Fraser McKevitt at research website Kantar Worldpanel, said: "The discounters have continued to make their mark over Christmas: two-thirds of all households shopped at either Aldi or Lidl over the 12-week period culminating in a highest-ever combined Christmas market share of 12.8%.
"With sales up 10.4%, Aldi narrowly won the crown of the fastest-growing supermarket and it appears its marketing efforts are paying off – at least when it comes to vegetables. The return of Kevin the Carrot contributed to an 18% increase in carrot sales and nearly one in five households bought the vegetable at the discounter."
40,000 mince pies sold an hour
It said best-selling products from its award-winning Deluxe range included crisps, mince pies and its brioche burger buns.
"We have continued to expand our footprint across the UK over the past year, and it is no surprise that this contributed to more customers than ever before shopping with us in December and over the Christmas period," Christian Härtnagel, Lidl UK CEO, said.

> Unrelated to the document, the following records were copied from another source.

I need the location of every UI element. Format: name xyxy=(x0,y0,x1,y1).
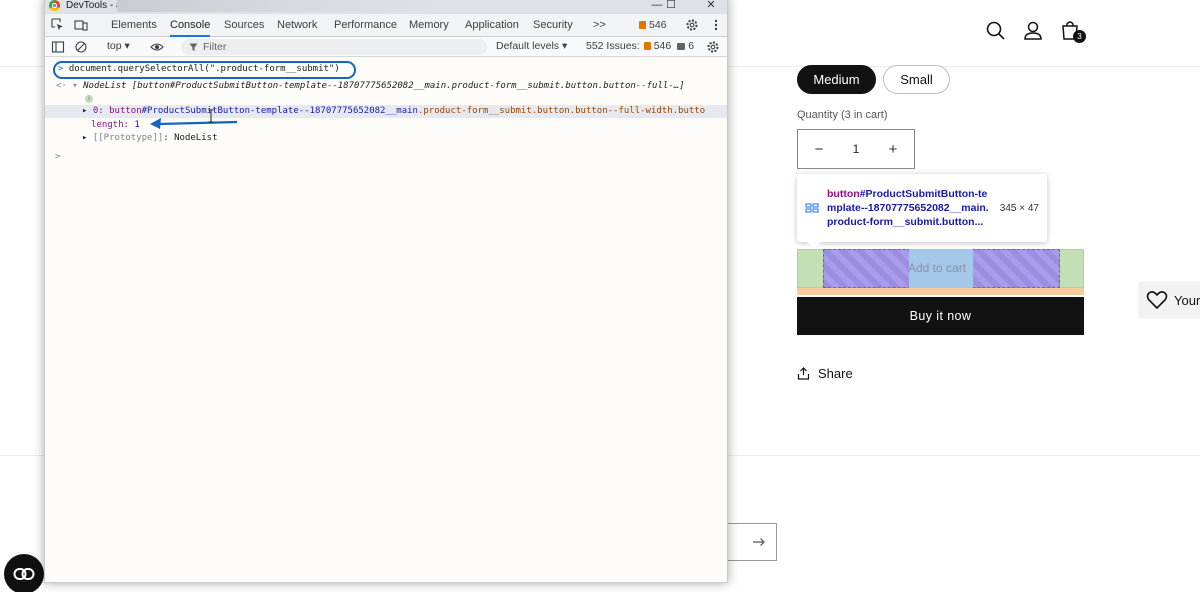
nodelist-result-line[interactable]: <· ▾ NodeList [button#ProductSubmitButto… xyxy=(56,80,685,93)
sidebar-toggle-icon[interactable] xyxy=(51,40,65,54)
cart-icon[interactable]: 3 xyxy=(1058,18,1086,44)
newsletter-submit-button[interactable] xyxy=(727,523,777,561)
inspect-tooltip: button#ProductSubmitButton-template--187… xyxy=(797,174,1047,249)
settings-gear-icon[interactable] xyxy=(685,18,699,32)
share-button[interactable]: Share xyxy=(797,366,853,381)
eye-icon[interactable] xyxy=(150,40,164,54)
devtools-tabbar: Elements Console Sources Network Perform… xyxy=(45,14,727,37)
info-badge-line: i xyxy=(85,92,93,105)
collapse-triangle-icon: ▸ xyxy=(82,133,88,143)
devtools-title-text: DevTools - a xyxy=(66,0,122,11)
console-filter-input[interactable]: Filter xyxy=(181,39,487,55)
wishlist-label: Your xyxy=(1174,292,1200,308)
chat-logo-icon xyxy=(13,568,35,580)
prototype-value: : NodeList xyxy=(163,133,218,143)
size-option-medium[interactable]: Medium xyxy=(797,65,876,94)
tooltip-tag: button xyxy=(827,188,860,200)
nodelist-length-line: length: 1 xyxy=(91,119,140,132)
clear-console-icon[interactable] xyxy=(74,40,88,54)
prototype-key: [[Prototype]] xyxy=(92,133,164,143)
devtools-titlebar: DevTools - a — ☐ ✕ xyxy=(45,0,727,14)
length-key: length: xyxy=(91,120,129,130)
tab-security[interactable]: Security xyxy=(533,14,573,37)
warning-flag-icon xyxy=(639,21,646,29)
arrow-right-icon xyxy=(753,538,765,546)
console-input-prompt[interactable]: > xyxy=(55,151,60,164)
inspect-element-icon[interactable] xyxy=(51,18,65,32)
item-id: #ProductSubmitButton-template--187077756… xyxy=(141,106,418,116)
console-toolbar: top ▾ Filter Default levels ▾ 552 Issues… xyxy=(45,37,727,57)
add-to-cart-button[interactable]: Add to cart xyxy=(908,249,973,288)
tooltip-arrow xyxy=(807,242,821,249)
search-icon[interactable] xyxy=(983,18,1009,44)
chrome-logo-icon xyxy=(49,0,60,11)
share-icon xyxy=(797,367,810,380)
quantity-minus-button[interactable]: − xyxy=(810,141,828,158)
collapse-triangle-icon: ▸ xyxy=(82,106,88,116)
console-command: document.querySelectorAll(".product-form… xyxy=(68,64,340,74)
annotation-arrow-icon xyxy=(150,118,238,129)
device-toolbar-icon[interactable] xyxy=(74,18,88,32)
maximize-icon[interactable]: ☐ xyxy=(659,0,683,13)
issues-warning-icon xyxy=(643,42,651,50)
console-command-line[interactable]: > document.querySelectorAll(".product-fo… xyxy=(58,63,340,76)
console-settings-icon[interactable] xyxy=(706,40,720,54)
filter-placeholder: Filter xyxy=(203,41,227,53)
tab-memory[interactable]: Memory xyxy=(409,14,449,37)
text-cursor-icon xyxy=(208,109,214,123)
tooltip-size: 345 × 47 xyxy=(999,202,1039,214)
quantity-label: Quantity (3 in cart) xyxy=(797,109,888,121)
share-label: Share xyxy=(818,366,853,381)
tab-sources[interactable]: Sources xyxy=(224,14,264,37)
issues-info-count: 6 xyxy=(688,40,695,52)
filter-icon xyxy=(189,43,198,51)
prototype-line[interactable]: ▸ [[Prototype]]: NodeList xyxy=(82,132,217,145)
issues-warning-count: 546 xyxy=(653,40,672,52)
empty-prompt: > xyxy=(55,152,61,162)
tab-elements[interactable]: Elements xyxy=(111,14,157,37)
issues-counter[interactable]: 552 Issues: 546 6 xyxy=(586,40,694,52)
chat-widget-button[interactable] xyxy=(4,554,44,592)
tooltip-selector: button#ProductSubmitButton-template--187… xyxy=(827,187,992,229)
quantity-plus-button[interactable]: + xyxy=(884,141,902,158)
devtools-title: DevTools - a xyxy=(49,0,122,11)
tab-console[interactable]: Console xyxy=(170,14,211,37)
quantity-input[interactable]: 1 xyxy=(853,142,860,156)
redacted-title-area xyxy=(117,0,437,12)
tab-application[interactable]: Application xyxy=(465,14,519,37)
item-classes: .product-form__submit.button.button--ful… xyxy=(417,106,706,116)
item-tag: button xyxy=(109,106,142,116)
item-index: 0: xyxy=(92,106,104,116)
expand-triangle-icon: ▾ xyxy=(72,81,78,91)
tab-network[interactable]: Network xyxy=(277,14,317,37)
nodelist-summary: NodeList [button#ProductSubmitButton-tem… xyxy=(83,81,685,91)
heart-icon xyxy=(1146,291,1168,310)
close-icon[interactable]: ✕ xyxy=(699,0,723,13)
context-selector[interactable]: top ▾ xyxy=(107,40,130,52)
issues-info-icon xyxy=(677,42,686,50)
input-prompt: > xyxy=(58,64,64,74)
add-to-cart-bottom-margin xyxy=(797,288,1084,295)
length-value: 1 xyxy=(134,120,140,130)
wishlist-button[interactable]: Your xyxy=(1138,281,1200,319)
info-icon: i xyxy=(85,95,93,103)
error-count: 546 xyxy=(649,19,667,31)
result-arrow-icon: <· xyxy=(56,81,67,91)
tab-performance[interactable]: Performance xyxy=(334,14,397,37)
log-levels-dropdown[interactable]: Default levels ▾ xyxy=(496,40,567,52)
devtools-window: DevTools - a — ☐ ✕ Elements Console Sour… xyxy=(44,0,728,583)
size-option-small[interactable]: Small xyxy=(883,65,950,94)
cart-count-badge: 3 xyxy=(1073,30,1086,43)
error-counter[interactable]: 546 xyxy=(639,19,667,31)
issues-label: 552 Issues: xyxy=(586,40,640,52)
more-tabs-button[interactable]: >> xyxy=(593,14,606,37)
buy-now-button[interactable]: Buy it now xyxy=(797,297,1084,335)
layout-grid-icon xyxy=(805,201,819,215)
quantity-stepper: − 1 + xyxy=(797,129,915,169)
account-icon[interactable] xyxy=(1020,18,1046,44)
more-options-icon[interactable] xyxy=(709,18,723,32)
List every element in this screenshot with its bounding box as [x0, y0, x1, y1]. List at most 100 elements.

"In the context of a tough trading environment facing all grocery retailers, we are particularly pleased with the performance of our ‘Deluxe’ premium range of products, which registered strong sales increases and proved a major draw for new and existing customers.
"We understand that shoppers are increasingly conscious of cost and for that reason, we not only continued to invest in our low prices – as is seen in our 19p veg offers – but also innovation across our premium range, all to enable our customers to have the best possible seasonal celebrations.”
The grocer said over December, it sold over 40,000 mince pies an hour while its Sprouts Trees, Cavelo Nero and Speciality Broccoli helped contributed towards a 100% uplift in sales.
Outside of its core lines, it sold more than 100 tonnes of its Brioche Burger Bun – the equivalent of eight New Routmaster buses, while its artisanal Hortus gin range, including Plum and Cinnamon, and Gingerbread saw alcohol sales rise 18%.
This compares to Aldi’s 17 million bottles of wine, champagne and prosecco sold in the 31 days to December 31.
Lidl’s store expansion also continued at pace across the UK in the final months of the year, with seven stores opening throughout the holiday season.
To support its continued growth in the UK, Lidl reiterated plans to invest a further £1.45bn across 2019 and 2020 in the UK, which includes the opening of a new RDC in Doncaster in early 2019.
"All of our colleagues across the country play such a critical role during this busy period and I’m really proud of and grateful for their commitment and dedication to our customers. Going into the new year we remain committed to helping Lidl customers save on their shopping, and continue to focus on providing our unbeatable high-quality-low-price combination," Härtnagel, added.